How Bernie built a big win in Nevada

A precinct leader counts votes at a caucus location in Henderson, Nevada.

Bernie Sanders locked in a base of voters — young, Latino and liberal — that was more than enough to propel him to a decisive victory in Saturday’s Nevada caucuses.

The 78-year-old Vermont senator captured majorities, or near-majorities, of Nevada Democratic voters in a crowded field, including voters younger than 45, those who call themselves “very liberal” and Hispanic voters, who make up nearly one-fifth of caucusgoers.

He also won a majority of voters who said they made up their minds six weeks before caucus day, according to entrance polls, signaling a strong base of voters.

The Sanders die-hards came out in force in Nevada, a state where he narrowly lost four years ago to Hillary Clinton, leading him to an easy victory over Joe Biden, Pete Buttigieg and Elizabeth Warren — and establishing him as the Democratic Party’s frontrunner in the race to take on President Donald Trump this fall.

The profile of Sanders’ core support looked a lot like the voters who pushed him to a win in New Hampshire and a still-unresolved photo finish in Iowa, with one important distinction: Sanders drew the largest share of nonwhite voters in Nevada, who made up only a small part of the electorates in the two previous states.


The entrance polls conducted with voters at they arrived at caucus sites throughout the state — combined with exit interviews of nearly 2,000 people who voted early — showed Sanders winning 57 percent of voters younger than 45 and an astounding 65 percent of those under 30. Those figures are significantly greater than the share of young voters Sanders won in New Hampshire earlier this month.

And Sanders, who struggled with older voters in Iowa and New Hampshire, was competitive with them in Nevada. He won 20 percent of those 45 and older, nearly matching Biden (23 percent) for the lead — though Sanders won only 11 percent of those 65 and older, who made up more than a quarter of caucusgoers.

Unlike in the predominantly white states of Iowa and New Hampshire, roughly a third of the Nevada electorate is comprised of minorities, and Sanders won a majority (51 percent) of Latinos, who account fore u most of those nonwhite voters. The entrance polls show Sanders well ahead of Biden (17 percent), the second-place candidate, among Latinos.

Sanders also won white voters, with 29 percent, and he finished a strong second among black voters, with 27 percent to Biden’s 39 percent.

As in New Hampshire, there was a modest gender gap. Sanders ran 8 percentage points better among men (38 percent) than among women (30 percent).

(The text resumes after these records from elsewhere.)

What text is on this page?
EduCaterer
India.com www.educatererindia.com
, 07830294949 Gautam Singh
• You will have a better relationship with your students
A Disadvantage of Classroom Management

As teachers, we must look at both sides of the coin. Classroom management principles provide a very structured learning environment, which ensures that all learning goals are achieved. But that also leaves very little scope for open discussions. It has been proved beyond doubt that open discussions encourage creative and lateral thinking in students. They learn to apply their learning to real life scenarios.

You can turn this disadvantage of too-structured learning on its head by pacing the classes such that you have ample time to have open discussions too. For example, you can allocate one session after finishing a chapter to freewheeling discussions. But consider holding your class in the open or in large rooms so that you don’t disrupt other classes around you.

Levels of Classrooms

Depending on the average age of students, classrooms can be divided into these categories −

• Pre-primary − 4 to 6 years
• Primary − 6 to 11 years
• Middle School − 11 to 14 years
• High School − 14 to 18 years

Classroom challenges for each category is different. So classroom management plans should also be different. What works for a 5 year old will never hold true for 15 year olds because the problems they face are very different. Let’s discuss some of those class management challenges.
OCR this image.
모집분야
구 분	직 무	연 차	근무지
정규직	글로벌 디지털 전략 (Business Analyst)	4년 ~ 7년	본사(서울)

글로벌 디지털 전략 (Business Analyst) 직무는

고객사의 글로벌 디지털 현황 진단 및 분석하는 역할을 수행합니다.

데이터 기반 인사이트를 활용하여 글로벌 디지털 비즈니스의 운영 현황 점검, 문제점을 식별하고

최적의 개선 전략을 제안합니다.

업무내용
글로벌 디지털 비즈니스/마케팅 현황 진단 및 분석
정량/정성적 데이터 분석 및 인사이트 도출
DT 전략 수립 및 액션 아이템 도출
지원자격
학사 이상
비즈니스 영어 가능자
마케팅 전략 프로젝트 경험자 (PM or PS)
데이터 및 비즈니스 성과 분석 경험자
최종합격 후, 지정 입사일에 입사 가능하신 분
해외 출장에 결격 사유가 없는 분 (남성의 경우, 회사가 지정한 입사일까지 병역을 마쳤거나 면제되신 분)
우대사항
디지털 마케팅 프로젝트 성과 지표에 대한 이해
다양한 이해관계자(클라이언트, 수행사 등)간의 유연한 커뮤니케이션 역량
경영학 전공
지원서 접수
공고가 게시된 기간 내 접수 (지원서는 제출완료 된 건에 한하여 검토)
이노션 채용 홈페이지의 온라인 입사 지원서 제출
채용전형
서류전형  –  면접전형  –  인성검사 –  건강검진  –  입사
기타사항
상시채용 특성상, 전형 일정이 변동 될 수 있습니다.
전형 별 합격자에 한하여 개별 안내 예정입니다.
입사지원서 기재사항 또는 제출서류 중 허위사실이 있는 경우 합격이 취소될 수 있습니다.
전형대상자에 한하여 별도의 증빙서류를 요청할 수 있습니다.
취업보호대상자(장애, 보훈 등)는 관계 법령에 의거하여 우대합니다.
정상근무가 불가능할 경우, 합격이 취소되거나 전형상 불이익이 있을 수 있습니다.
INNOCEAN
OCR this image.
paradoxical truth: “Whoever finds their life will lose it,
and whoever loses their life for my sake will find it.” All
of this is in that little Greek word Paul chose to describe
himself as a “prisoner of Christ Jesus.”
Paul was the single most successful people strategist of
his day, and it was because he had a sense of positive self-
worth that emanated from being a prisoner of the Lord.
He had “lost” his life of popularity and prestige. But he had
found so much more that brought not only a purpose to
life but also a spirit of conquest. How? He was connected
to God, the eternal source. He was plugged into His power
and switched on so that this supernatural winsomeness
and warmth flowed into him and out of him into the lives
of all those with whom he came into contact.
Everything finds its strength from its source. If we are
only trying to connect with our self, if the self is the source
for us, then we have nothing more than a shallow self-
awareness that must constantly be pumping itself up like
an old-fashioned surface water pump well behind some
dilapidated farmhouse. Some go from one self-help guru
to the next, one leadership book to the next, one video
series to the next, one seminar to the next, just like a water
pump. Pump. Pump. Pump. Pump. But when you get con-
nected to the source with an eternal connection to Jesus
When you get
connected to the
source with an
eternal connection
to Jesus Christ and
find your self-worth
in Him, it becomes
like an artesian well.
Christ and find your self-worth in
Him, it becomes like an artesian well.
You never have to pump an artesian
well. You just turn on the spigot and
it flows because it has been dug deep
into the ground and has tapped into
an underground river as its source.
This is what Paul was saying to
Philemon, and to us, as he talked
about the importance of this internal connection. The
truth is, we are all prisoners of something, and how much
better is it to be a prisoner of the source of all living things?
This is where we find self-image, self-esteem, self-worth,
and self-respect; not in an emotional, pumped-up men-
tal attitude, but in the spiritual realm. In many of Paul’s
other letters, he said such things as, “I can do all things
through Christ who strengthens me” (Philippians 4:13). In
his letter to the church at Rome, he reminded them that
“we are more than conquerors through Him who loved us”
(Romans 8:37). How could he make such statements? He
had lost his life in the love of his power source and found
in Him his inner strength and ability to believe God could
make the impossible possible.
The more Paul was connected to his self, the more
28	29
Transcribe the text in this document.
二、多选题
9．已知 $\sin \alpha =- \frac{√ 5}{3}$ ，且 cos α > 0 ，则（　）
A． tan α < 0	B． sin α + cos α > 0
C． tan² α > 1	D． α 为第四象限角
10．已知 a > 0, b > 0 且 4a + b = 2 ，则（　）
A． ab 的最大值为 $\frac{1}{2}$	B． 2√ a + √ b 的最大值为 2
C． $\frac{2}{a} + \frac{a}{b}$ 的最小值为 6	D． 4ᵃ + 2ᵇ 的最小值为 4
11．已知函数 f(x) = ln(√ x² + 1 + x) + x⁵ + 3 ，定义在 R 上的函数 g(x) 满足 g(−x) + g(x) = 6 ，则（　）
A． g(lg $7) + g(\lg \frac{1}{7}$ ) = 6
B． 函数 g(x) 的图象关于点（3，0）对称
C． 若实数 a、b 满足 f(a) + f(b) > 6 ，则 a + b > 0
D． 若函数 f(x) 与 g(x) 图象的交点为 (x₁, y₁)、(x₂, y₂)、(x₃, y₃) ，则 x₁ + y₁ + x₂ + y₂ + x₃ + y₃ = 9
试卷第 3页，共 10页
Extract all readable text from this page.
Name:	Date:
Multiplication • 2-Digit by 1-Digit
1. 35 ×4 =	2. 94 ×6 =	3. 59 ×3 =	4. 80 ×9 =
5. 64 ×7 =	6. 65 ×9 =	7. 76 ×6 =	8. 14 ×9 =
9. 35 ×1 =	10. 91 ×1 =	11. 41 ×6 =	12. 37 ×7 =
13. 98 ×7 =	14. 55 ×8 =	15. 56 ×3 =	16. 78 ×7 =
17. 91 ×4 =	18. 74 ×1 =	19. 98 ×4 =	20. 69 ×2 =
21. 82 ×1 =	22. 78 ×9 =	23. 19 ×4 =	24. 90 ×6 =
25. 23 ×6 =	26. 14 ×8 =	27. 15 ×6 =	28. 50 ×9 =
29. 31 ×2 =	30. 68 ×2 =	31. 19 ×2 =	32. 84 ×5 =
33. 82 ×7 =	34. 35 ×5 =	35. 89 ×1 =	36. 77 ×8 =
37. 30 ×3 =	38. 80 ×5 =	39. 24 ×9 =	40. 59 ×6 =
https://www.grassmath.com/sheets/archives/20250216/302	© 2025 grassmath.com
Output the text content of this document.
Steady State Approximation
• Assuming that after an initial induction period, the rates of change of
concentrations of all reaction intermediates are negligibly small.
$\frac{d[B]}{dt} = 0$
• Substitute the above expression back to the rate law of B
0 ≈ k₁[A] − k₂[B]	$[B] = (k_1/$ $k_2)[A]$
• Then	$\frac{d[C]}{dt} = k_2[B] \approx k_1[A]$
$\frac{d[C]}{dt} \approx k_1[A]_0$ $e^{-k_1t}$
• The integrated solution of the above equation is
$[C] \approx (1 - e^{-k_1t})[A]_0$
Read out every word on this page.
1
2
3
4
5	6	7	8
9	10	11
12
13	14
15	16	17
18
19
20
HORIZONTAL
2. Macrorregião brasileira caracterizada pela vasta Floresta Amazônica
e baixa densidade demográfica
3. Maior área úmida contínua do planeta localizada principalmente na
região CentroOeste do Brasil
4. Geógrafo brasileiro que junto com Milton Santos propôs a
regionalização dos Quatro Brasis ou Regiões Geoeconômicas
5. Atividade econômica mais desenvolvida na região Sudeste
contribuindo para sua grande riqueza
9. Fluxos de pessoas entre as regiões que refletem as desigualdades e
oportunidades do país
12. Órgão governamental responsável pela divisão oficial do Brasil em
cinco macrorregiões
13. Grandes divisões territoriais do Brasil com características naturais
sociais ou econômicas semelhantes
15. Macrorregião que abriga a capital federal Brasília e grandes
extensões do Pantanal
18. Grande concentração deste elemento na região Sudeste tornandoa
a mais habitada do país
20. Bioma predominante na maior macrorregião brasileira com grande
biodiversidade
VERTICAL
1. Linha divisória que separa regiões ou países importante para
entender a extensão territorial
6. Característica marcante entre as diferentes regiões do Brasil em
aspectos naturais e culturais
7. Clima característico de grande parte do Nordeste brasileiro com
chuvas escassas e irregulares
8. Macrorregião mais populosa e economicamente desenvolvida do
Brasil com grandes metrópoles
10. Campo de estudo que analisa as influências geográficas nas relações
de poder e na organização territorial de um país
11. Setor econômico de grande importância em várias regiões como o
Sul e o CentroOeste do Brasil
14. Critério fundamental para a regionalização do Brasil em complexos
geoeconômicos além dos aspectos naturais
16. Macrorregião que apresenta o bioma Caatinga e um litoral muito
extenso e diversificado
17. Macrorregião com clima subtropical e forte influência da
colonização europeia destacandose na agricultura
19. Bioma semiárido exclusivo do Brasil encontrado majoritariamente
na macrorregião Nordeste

Among the most progressive voters — the 3 in 10 caucusgoers who said they were “very liberal” — Sanders won 49 percent. That was easily more than Warren, the second-place candidate, who got 17 percent.

But Sanders, with 29 percent, also led the field among voters who said they were “somewhat liberal.” And he ran roughly even with Biden and Buttigieg among those who said they were moderates.

Sanders also brought an unshakable group of supporters to the caucuses. Roughly two-thirds of Sanders voters said they decided more than a month ago whom they would support. Among those who decided in the past month, the race was much closer, with Sanders, Buttigieg, Amy Klobuchar and Biden bunched closely together.

For the also-rans, there wasn’t much good news buried inside the entrance polls. Yes, Biden won the African American vote — but capturing fewer than 4 in 10 is hardly locking down that voting bloc, and he’s counting on black voters to deliver his first victory next week in the South Carolina primary.

Buttigieg was jockeying for second place in Nevada’s slow vote tally, but he showed little ability to draw support from nonwhite voters. The former South Bend, Ind., mayor won 19 percent of the vote among whites, good for second place, but just 8 percent among other voters, including 2 percent among blacks and 10 percent among Latinos, according to the entrance poll. That’s a troubling sign headed into South Carolina and a number of Super Tuesday states where whites will be a minority of the Democratic electorate, down from 65 percent of voters in Nevada and roughly 90 percent in Iowa and New Hampshire.

For Warren, her strong debate performance earlier in the week helped, but only at the margins. She was the first choice of 19 percent of voters who decided in the past few days, compared to only 12 percent of those who decided earlier.

Sanders opponents' main line of attack, thus far, has centered around the Vermonter’s support for "Medicare for All." But, at least in Nevada, that was a winner among Democratic voters: 62 percent support “replacing all private health insurance with a single government plan for everyone,” more than the 35 percent who oppose it.

Sanders won roughly half, 48 percent, of those who back single-payer health care, compared to only 9 percent of those who oppose it.

The other candidates hoped to exploit Sanders’ health care proposal by citing the opposition of some labor groups, including the Culinary Workers Union in Las Vegas. But the entrance poll suggests those attacks fell flat: Sanders won about a third of the vote in organized-labor households, the same percentage he captured among those in nonunion households.